Below are some techniques that companies use to report internal carbon pricing:

  • Implicit Price: Applies a tax on certain carbon-intensive activities (e.g., transportation and heating) to measure the potential regulatory impact. This strategy also considers how much it would cost a company to switch its electricity consumption to renewable resources.

  • Internal Fee: Applies an internal price to penalize different divisions for their carbon emissions. This strategy is usually implemented to incentivize business lines to reduce their carbon footprint.

  • Shadow Pricing: Applies a theoretical price of carbon. This is the most common form of carbon pricing.

  • Offsets: Applies a price based on how much it would cost a company to offset its carbon emissions. This could be done through purchasing carbon credits or changing business practices.

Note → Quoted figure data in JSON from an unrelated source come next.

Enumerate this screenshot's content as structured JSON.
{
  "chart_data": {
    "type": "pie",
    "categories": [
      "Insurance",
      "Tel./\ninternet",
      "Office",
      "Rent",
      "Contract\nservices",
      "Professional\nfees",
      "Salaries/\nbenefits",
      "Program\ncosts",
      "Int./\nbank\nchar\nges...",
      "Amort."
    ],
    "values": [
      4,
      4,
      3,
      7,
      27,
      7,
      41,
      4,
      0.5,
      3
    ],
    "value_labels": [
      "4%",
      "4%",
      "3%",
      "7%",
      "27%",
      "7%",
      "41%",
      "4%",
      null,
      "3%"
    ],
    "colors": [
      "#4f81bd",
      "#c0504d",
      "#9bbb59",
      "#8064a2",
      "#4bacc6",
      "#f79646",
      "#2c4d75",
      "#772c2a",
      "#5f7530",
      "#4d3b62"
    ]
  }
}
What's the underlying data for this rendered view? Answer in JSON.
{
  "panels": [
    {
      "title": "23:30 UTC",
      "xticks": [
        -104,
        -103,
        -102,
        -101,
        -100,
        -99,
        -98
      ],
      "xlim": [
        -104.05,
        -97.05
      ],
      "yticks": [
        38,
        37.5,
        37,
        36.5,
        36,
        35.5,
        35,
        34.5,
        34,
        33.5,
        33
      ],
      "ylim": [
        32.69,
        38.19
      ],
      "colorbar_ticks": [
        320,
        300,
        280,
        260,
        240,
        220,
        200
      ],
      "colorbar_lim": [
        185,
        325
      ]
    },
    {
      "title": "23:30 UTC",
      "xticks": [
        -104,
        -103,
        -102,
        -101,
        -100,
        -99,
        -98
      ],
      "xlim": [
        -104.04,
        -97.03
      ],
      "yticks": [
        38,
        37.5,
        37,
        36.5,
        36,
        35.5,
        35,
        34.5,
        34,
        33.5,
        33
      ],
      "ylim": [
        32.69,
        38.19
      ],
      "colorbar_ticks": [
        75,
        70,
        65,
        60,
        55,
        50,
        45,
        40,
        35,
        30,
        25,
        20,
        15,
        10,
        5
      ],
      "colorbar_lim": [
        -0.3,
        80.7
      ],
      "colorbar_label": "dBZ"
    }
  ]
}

No matter what approach a company uses to calculate its exposure to future regulations, the first step in the process is to determine its emissions, categorized into three scopes: Scope 1, direct emissions or emissions produced from corporate activities; Scope 2, indirect emissions from electricity, heating, cooling, and other modes of energy consumption; and Scope 3, all other indirect emissions that occur throughout the value chain. Once these values are known, a company could utilize one of the methods outlined above to assess its financial exposure to carbon regulation.

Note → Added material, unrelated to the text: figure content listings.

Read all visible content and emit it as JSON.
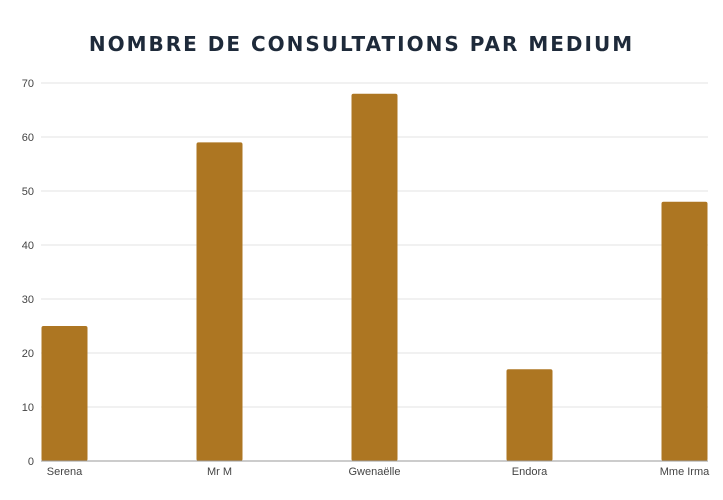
{
  "chart_data": {
    "type": "bar",
    "title": "NOMBRE DE CONSULTATIONS PAR MEDIUM",
    "xlabel": "",
    "ylabel": "",
    "categories": [
      "Serena",
      "Mr M",
      "Gwenaëlle",
      "Endora",
      "Mme Irma"
    ],
    "values": [
      25,
      59,
      68,
      17,
      48
    ],
    "ylim": [
      0,
      70
    ],
    "yticks": [
      0,
      10,
      20,
      30,
      40,
      50,
      60,
      70
    ],
    "grid": true,
    "legend": "none",
    "bar_color": "#ad7622"
  }
}
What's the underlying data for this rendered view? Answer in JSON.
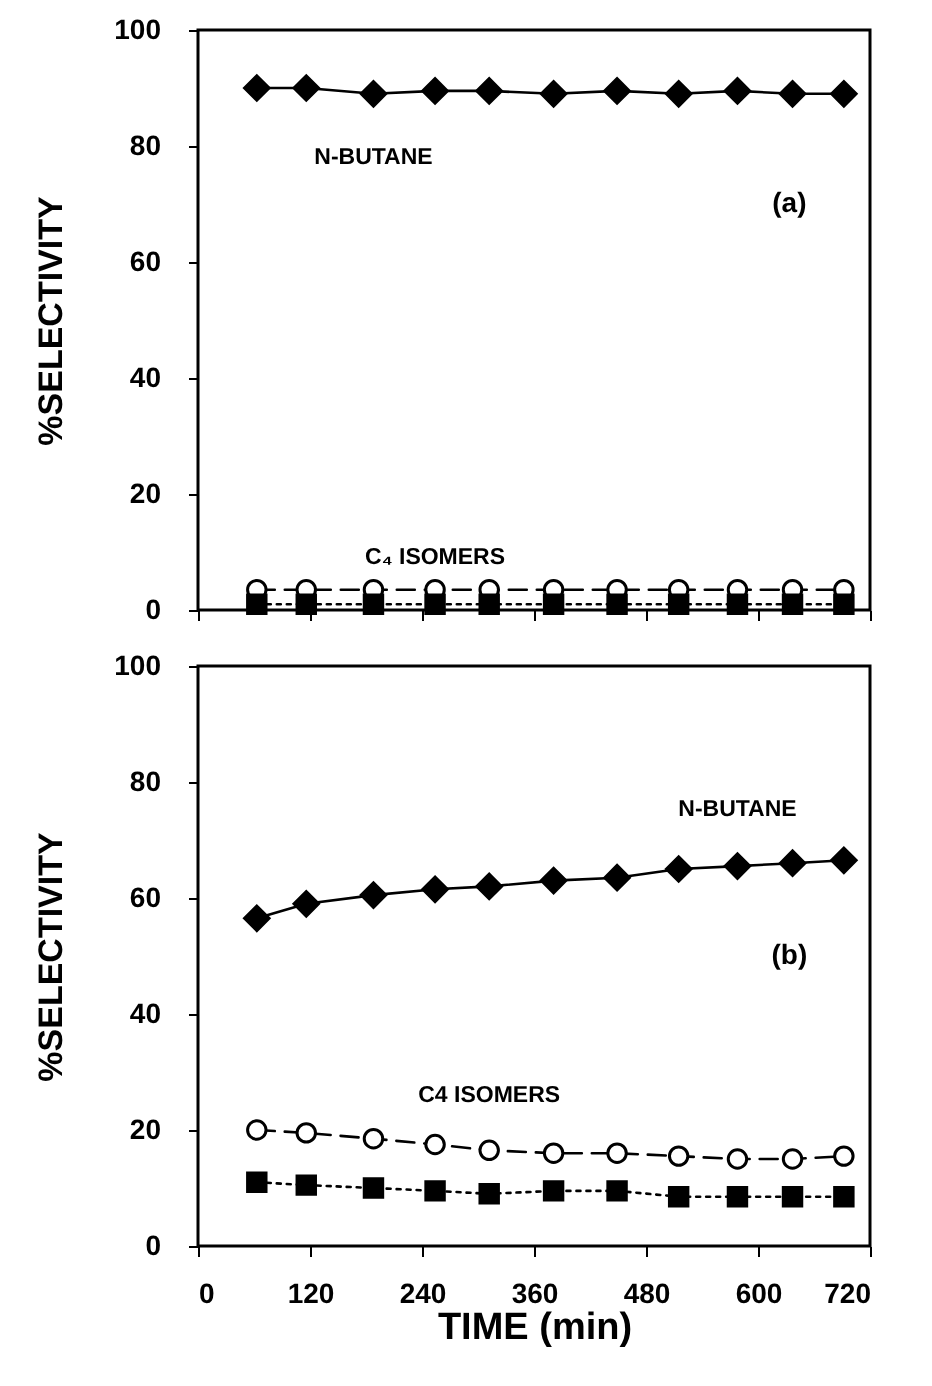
{
  "chart_data": [
    {
      "type": "line",
      "annotations": [
        "(a)"
      ],
      "x": [
        63,
        116,
        188,
        254,
        312,
        381,
        449,
        515,
        578,
        637,
        692
      ],
      "xlim": [
        0,
        720
      ],
      "xticks": [
        0,
        120,
        240,
        360,
        480,
        600,
        720
      ],
      "ylim": [
        0,
        100
      ],
      "yticks": [
        0,
        20,
        40,
        60,
        80,
        100
      ],
      "ylabel": "%SELECTIVITY",
      "tick_labels": "y",
      "series": [
        {
          "name": "N-BUTANE",
          "color": "#000000",
          "marker": "diamond",
          "line_style": "solid",
          "values": [
            90,
            90,
            89,
            89.5,
            89.5,
            89,
            89.5,
            89,
            89.5,
            89,
            89
          ]
        },
        {
          "name": "C₄ ISOMERS",
          "color": "#000000",
          "marker": "circle",
          "line_style": "dashed",
          "values": [
            3.5,
            3.5,
            3.5,
            3.5,
            3.5,
            3.5,
            3.5,
            3.5,
            3.5,
            3.5,
            3.5
          ]
        },
        {
          "color": "#000000",
          "marker": "square",
          "line_style": "dotted",
          "values": [
            1,
            1,
            1,
            1,
            1,
            1,
            1,
            1,
            1,
            1,
            1
          ]
        }
      ]
    },
    {
      "type": "line",
      "annotations": [
        "(b)"
      ],
      "x": [
        63,
        116,
        188,
        254,
        312,
        381,
        449,
        515,
        578,
        637,
        692
      ],
      "xlim": [
        0,
        720
      ],
      "xticks": [
        0,
        120,
        240,
        360,
        480,
        600,
        720
      ],
      "xlabel": "TIME (min)",
      "ylim": [
        0,
        100
      ],
      "yticks": [
        0,
        20,
        40,
        60,
        80,
        100
      ],
      "ylabel": "%SELECTIVITY",
      "series": [
        {
          "name": "N-BUTANE",
          "color": "#000000",
          "marker": "diamond",
          "line_style": "solid",
          "values": [
            56.5,
            59,
            60.5,
            61.5,
            62,
            63,
            63.5,
            65,
            65.5,
            66,
            66.5
          ]
        },
        {
          "name": "C4 ISOMERS",
          "color": "#000000",
          "marker": "circle",
          "line_style": "dashed",
          "values": [
            20,
            19.5,
            18.5,
            17.5,
            16.5,
            16,
            16,
            15.5,
            15,
            15,
            15.5
          ]
        },
        {
          "color": "#000000",
          "marker": "square",
          "line_style": "dotted",
          "values": [
            11,
            10.5,
            10,
            9.5,
            9,
            9.5,
            9.5,
            8.5,
            8.5,
            8.5,
            8.5
          ]
        }
      ]
    }
  ]
}
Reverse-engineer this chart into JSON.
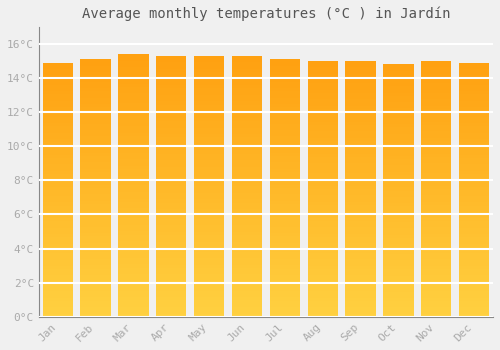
{
  "title": "Average monthly temperatures (°C ) in Jardín",
  "months": [
    "Jan",
    "Feb",
    "Mar",
    "Apr",
    "May",
    "Jun",
    "Jul",
    "Aug",
    "Sep",
    "Oct",
    "Nov",
    "Dec"
  ],
  "values": [
    14.9,
    15.1,
    15.4,
    15.3,
    15.3,
    15.3,
    15.1,
    15.0,
    15.0,
    14.8,
    15.0,
    14.9
  ],
  "bar_color_bottom": "#FFD040",
  "bar_color_top": "#FFA010",
  "ylim": [
    0,
    17
  ],
  "yticks": [
    0,
    2,
    4,
    6,
    8,
    10,
    12,
    14,
    16
  ],
  "ytick_labels": [
    "0°C",
    "2°C",
    "4°C",
    "6°C",
    "8°C",
    "10°C",
    "12°C",
    "14°C",
    "16°C"
  ],
  "background_color": "#f0f0f0",
  "grid_color": "#ffffff",
  "title_fontsize": 10,
  "tick_fontsize": 8,
  "bar_width": 0.8
}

For example, in 2019, Exxon reported that its Scope 1 and 2 emissions totaled 120 million t/CO2e. Based on these levels and a shadow price of carbon set at $100 t/CO2e, the company would have paid around $12 billion in taxes. This conservatively assumes that there were no allowances and that the company did not purchase any offsets. While a carbon tax of $12 billion is substantial, Exxon generated around $264 billion of revenue and $39.8 billion of EBITDA during this period. Given its strong cash flow position, it could have easily paid the carbon tax from its cash flow from operations. However, the same might not be true if the company had to pay a similar tax in 2020 when its EBITDA fell to $18.3 billion. During this period, the company’s debt-to-EBITDA ratio was around 3.7x, which would have increased to over 10x if it had to absorb a $12 billion carbon tax. While these are extreme scenarios, it illustrates the impact a carbon tax could have on the credit quality of an individual company.

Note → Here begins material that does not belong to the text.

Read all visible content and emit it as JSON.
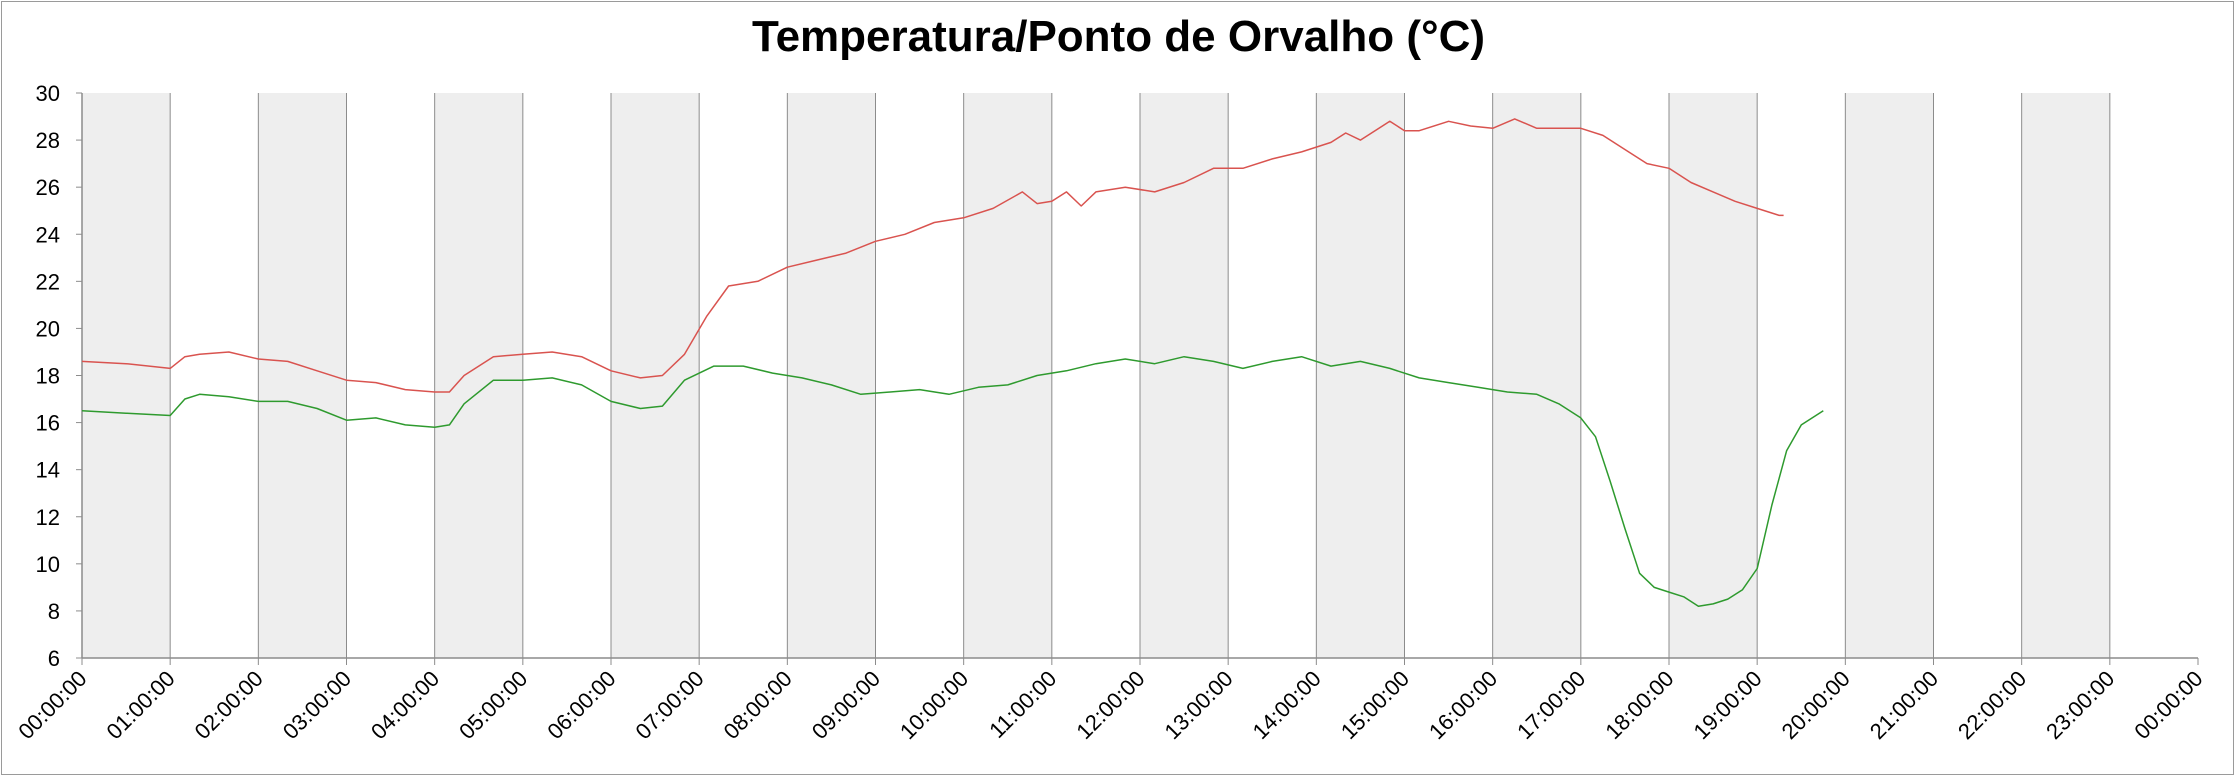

Figure 1 and Figure 2 compare Exxon’s financial metrics pre- and post-carbon tax:

Screenshot 2022-02-21 at 15.44.06.png

Reducing Carbon Emissions

While using theoretical prices can help companies prepare for what lies ahead, a price based on how much it would cost a company to reduce its emissions would provide greater insight into its true price of carbon. However, most companies are relying on external sources to determine an internal price of carbon. According to the Carbon Disclosure Project (CDP), about half of the companies (approximately 430) participating in a recent study on carbon pricing suggested they were relying on a shadow price. KBRA believes this is a flawed strategy, as most companies should understand the trade-off between paying a carbon tax or taking measures internally to reduce emissions, which, depending on the appraisal process, may not be fully reflected in a shadow price. In certain cases, it may be more cost effective for companies to implement a capital expenditure program, switch to renewable energy, or eliminate certain business lines rather than pay a carbon tax.

Ultimately, it will be governments, not corporations, that own the task of designing and implementing a carbon tax. This fact introduces considerable uncertainty, given the disruptive (potentially highly disruptive) nature of such a top-down energy transition. Setting a carbon price at a relatively low rate will not fulfill the long-term goal of having companies reduce emissions. Conversely, a price that is set too high could have a significant impact on the global economy, as higher costs will likely be passed on to the consumer. Although there are many different approaches to reduce carbon emissions, most economists and policymakers agree that the best way to shift away from fossil fuels and reduce emissions is to put a price on carbon. There is no uncertainty that there will be further emission regulation, but questions remain about what the policies will entail and what their impacts will be on corporate credit.